Cone has an emergency department recognized as a Level II trauma center, which as of 2005-2007, served approximately 65,000 arrivals per year.
Funding for a hospital began after the 1908 death of Moses H. Cone, a North Carolina magnate who founded the Cone Mills textile company. In 1911, Bertha Cone, the widow of Moses, established a trust fund that would establish a hospital to serve Greensboro and memorialize her late husband. The trust fund stated that "No patient should be refused admittance because of inability to pay.". After Bertha Cone's death in 1947, her inheritance went to the trust fund that would eventually established the hospital. Construction began in 1949 and the facility opened on February 20, 1953.
Cone was a segregated, whites-only hospital until 1963, when the Fourth Circuit Court of Appeals, in Simkins v. Moses H. Cone Memorial Hospital, held the hospital's acceptance of federal funds prohibited it from discriminating on the basis of race, an opinion influenced Title VI of the Civil Rights Act of 1964.
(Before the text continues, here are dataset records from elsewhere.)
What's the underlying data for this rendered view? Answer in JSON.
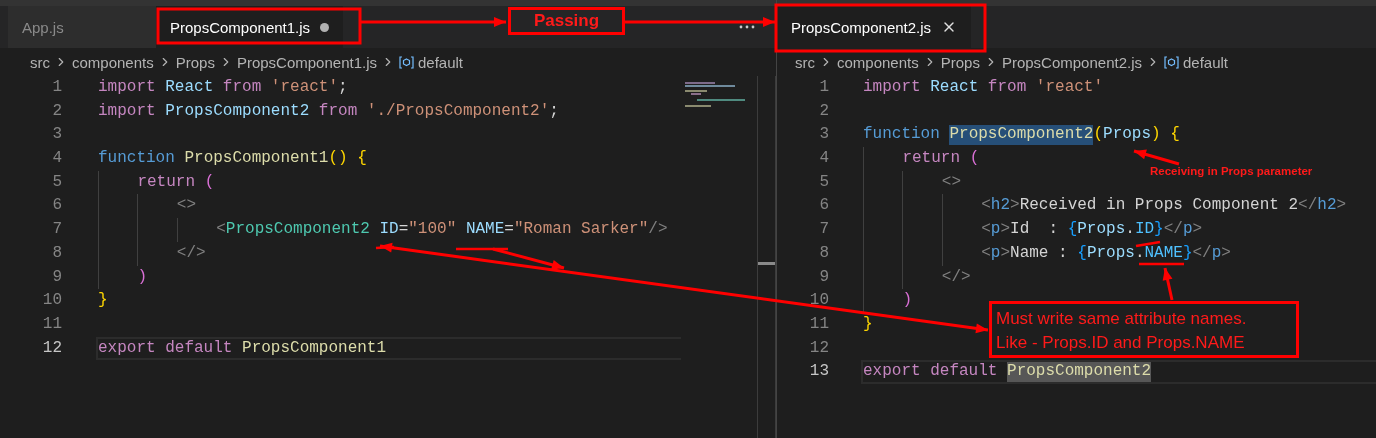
{
  "left_pane": {
    "tabs": [
      {
        "label": "App.js",
        "selected": false,
        "dirty": false
      },
      {
        "label": "PropsComponent1.js",
        "selected": true,
        "dirty": true
      }
    ],
    "breadcrumb": [
      {
        "label": "src",
        "kind": "folder"
      },
      {
        "label": "components",
        "kind": "folder"
      },
      {
        "label": "Props",
        "kind": "folder"
      },
      {
        "label": "PropsComponent1.js",
        "kind": "file"
      },
      {
        "label": "default",
        "kind": "symbol"
      }
    ],
    "lines": [
      {
        "number": "1",
        "current": false,
        "tokens": [
          {
            "text": "import ",
            "kind": "kw"
          },
          {
            "text": "React ",
            "kind": "var"
          },
          {
            "text": "from ",
            "kind": "kw"
          },
          {
            "text": "'react'",
            "kind": "str"
          },
          {
            "text": ";",
            "kind": "punct"
          }
        ]
      },
      {
        "number": "2",
        "current": false,
        "tokens": [
          {
            "text": "import ",
            "kind": "kw"
          },
          {
            "text": "PropsComponent2 ",
            "kind": "var"
          },
          {
            "text": "from ",
            "kind": "kw"
          },
          {
            "text": "'./PropsComponent2'",
            "kind": "str"
          },
          {
            "text": ";",
            "kind": "punct"
          }
        ]
      },
      {
        "number": "3",
        "current": false
      },
      {
        "number": "4",
        "current": false,
        "tokens": [
          {
            "text": "function ",
            "kind": "storage"
          },
          {
            "text": "PropsComponent1",
            "kind": "fn"
          },
          {
            "text": "()",
            "kind": "br1"
          },
          {
            "text": " {",
            "kind": "br1"
          }
        ]
      },
      {
        "number": "5",
        "current": false,
        "tokens": [
          {
            "text": "    return ",
            "kind": "kw"
          },
          {
            "text": "(",
            "kind": "br2"
          }
        ]
      },
      {
        "number": "6",
        "current": false,
        "tokens": [
          {
            "text": "        <>",
            "kind": "tagp"
          }
        ]
      },
      {
        "number": "7",
        "current": false,
        "tokens": [
          {
            "text": "            <",
            "kind": "tagp"
          },
          {
            "text": "PropsComponent2 ",
            "kind": "comp"
          },
          {
            "text": "ID",
            "kind": "attr"
          },
          {
            "text": "=",
            "kind": "punct"
          },
          {
            "text": "\"100\" ",
            "kind": "str"
          },
          {
            "text": "NAME",
            "kind": "attr"
          },
          {
            "text": "=",
            "kind": "punct"
          },
          {
            "text": "\"Roman Sarker\"",
            "kind": "str"
          },
          {
            "text": "/>",
            "kind": "tagp"
          }
        ]
      },
      {
        "number": "8",
        "current": false,
        "tokens": [
          {
            "text": "        </>",
            "kind": "tagp"
          }
        ]
      },
      {
        "number": "9",
        "current": false,
        "tokens": [
          {
            "text": "    )",
            "kind": "br2"
          }
        ]
      },
      {
        "number": "10",
        "current": false,
        "tokens": [
          {
            "text": "}",
            "kind": "br1"
          }
        ]
      },
      {
        "number": "11",
        "current": false
      },
      {
        "number": "12",
        "current": true,
        "tokens": [
          {
            "text": "export default ",
            "kind": "kw"
          },
          {
            "text": "PropsComponent1",
            "kind": "fn"
          }
        ]
      }
    ]
  },
  "right_pane": {
    "tabs": [
      {
        "label": "PropsComponent2.js",
        "selected": true,
        "dirty": false
      }
    ],
    "breadcrumb": [
      {
        "label": "src",
        "kind": "folder"
      },
      {
        "label": "components",
        "kind": "folder"
      },
      {
        "label": "Props",
        "kind": "folder"
      },
      {
        "label": "PropsComponent2.js",
        "kind": "file"
      },
      {
        "label": "default",
        "kind": "symbol"
      }
    ],
    "lines": [
      {
        "number": "1",
        "current": false,
        "tokens": [
          {
            "text": "import ",
            "kind": "kw"
          },
          {
            "text": "React ",
            "kind": "var"
          },
          {
            "text": "from ",
            "kind": "kw"
          },
          {
            "text": "'react'",
            "kind": "str"
          }
        ]
      },
      {
        "number": "2",
        "current": false
      },
      {
        "number": "3",
        "current": false,
        "tokens": [
          {
            "text": "function ",
            "kind": "storage"
          },
          {
            "text": "PropsComponent2",
            "kind": "fn",
            "selected": true
          },
          {
            "text": "(",
            "kind": "br1"
          },
          {
            "text": "Props",
            "kind": "var"
          },
          {
            "text": ")",
            "kind": "br1"
          },
          {
            "text": " {",
            "kind": "br1"
          }
        ]
      },
      {
        "number": "4",
        "current": false,
        "tokens": [
          {
            "text": "    return ",
            "kind": "kw"
          },
          {
            "text": "(",
            "kind": "br2"
          }
        ]
      },
      {
        "number": "5",
        "current": false,
        "tokens": [
          {
            "text": "        <>",
            "kind": "tagp"
          }
        ]
      },
      {
        "number": "6",
        "current": false,
        "tokens": [
          {
            "text": "            <",
            "kind": "tagp"
          },
          {
            "text": "h2",
            "kind": "tag"
          },
          {
            "text": ">",
            "kind": "tagp"
          },
          {
            "text": "Received in Props Component 2",
            "kind": "text"
          },
          {
            "text": "</",
            "kind": "tagp"
          },
          {
            "text": "h2",
            "kind": "tag"
          },
          {
            "text": ">",
            "kind": "tagp"
          }
        ]
      },
      {
        "number": "7",
        "current": false,
        "tokens": [
          {
            "text": "            <",
            "kind": "tagp"
          },
          {
            "text": "p",
            "kind": "tag"
          },
          {
            "text": ">",
            "kind": "tagp"
          },
          {
            "text": "Id  : ",
            "kind": "text"
          },
          {
            "text": "{",
            "kind": "br3"
          },
          {
            "text": "Props",
            "kind": "var"
          },
          {
            "text": ".",
            "kind": "punct"
          },
          {
            "text": "ID",
            "kind": "const"
          },
          {
            "text": "}",
            "kind": "br3"
          },
          {
            "text": "</",
            "kind": "tagp"
          },
          {
            "text": "p",
            "kind": "tag"
          },
          {
            "text": ">",
            "kind": "tagp"
          }
        ]
      },
      {
        "number": "8",
        "current": false,
        "tokens": [
          {
            "text": "            <",
            "kind": "tagp"
          },
          {
            "text": "p",
            "kind": "tag"
          },
          {
            "text": ">",
            "kind": "tagp"
          },
          {
            "text": "Name : ",
            "kind": "text"
          },
          {
            "text": "{",
            "kind": "br3"
          },
          {
            "text": "Props",
            "kind": "var"
          },
          {
            "text": ".",
            "kind": "punct"
          },
          {
            "text": "NAME",
            "kind": "const"
          },
          {
            "text": "}",
            "kind": "br3"
          },
          {
            "text": "</",
            "kind": "tagp"
          },
          {
            "text": "p",
            "kind": "tag"
          },
          {
            "text": ">",
            "kind": "tagp"
          }
        ]
      },
      {
        "number": "9",
        "current": false,
        "tokens": [
          {
            "text": "        </>",
            "kind": "tagp"
          }
        ]
      },
      {
        "number": "10",
        "current": false,
        "tokens": [
          {
            "text": "    )",
            "kind": "br2"
          }
        ]
      },
      {
        "number": "11",
        "current": false,
        "tokens": [
          {
            "text": "}",
            "kind": "br1"
          }
        ]
      },
      {
        "number": "12",
        "current": false
      },
      {
        "number": "13",
        "current": true,
        "tokens": [
          {
            "text": "export default ",
            "kind": "kw"
          },
          {
            "text": "PropsComponent2",
            "kind": "fn",
            "occurrence": true
          }
        ]
      }
    ]
  },
  "annotations": {
    "passing_label": "Passing",
    "receiving_note": "Receiving in Props parameter",
    "note": [
      "Must write same attribute names.",
      "Like - Props.ID and Props.NAME"
    ]
  }
}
In the late 1970s, a dispute over payments after the completion of a new wing eventually reached the U.S. Supreme Court. By a 6-3 margin, the justices required the hospital to arbitrate with its contractor. The case, Moses H. Cone Memorial Hospital v. Mercury Constr. Corp., set some precedents in civil procedure, clarifying the circumstances under which a federal court can decline jurisdiction when there is a similar case in state court and when a stay may be appealed as a final judgement.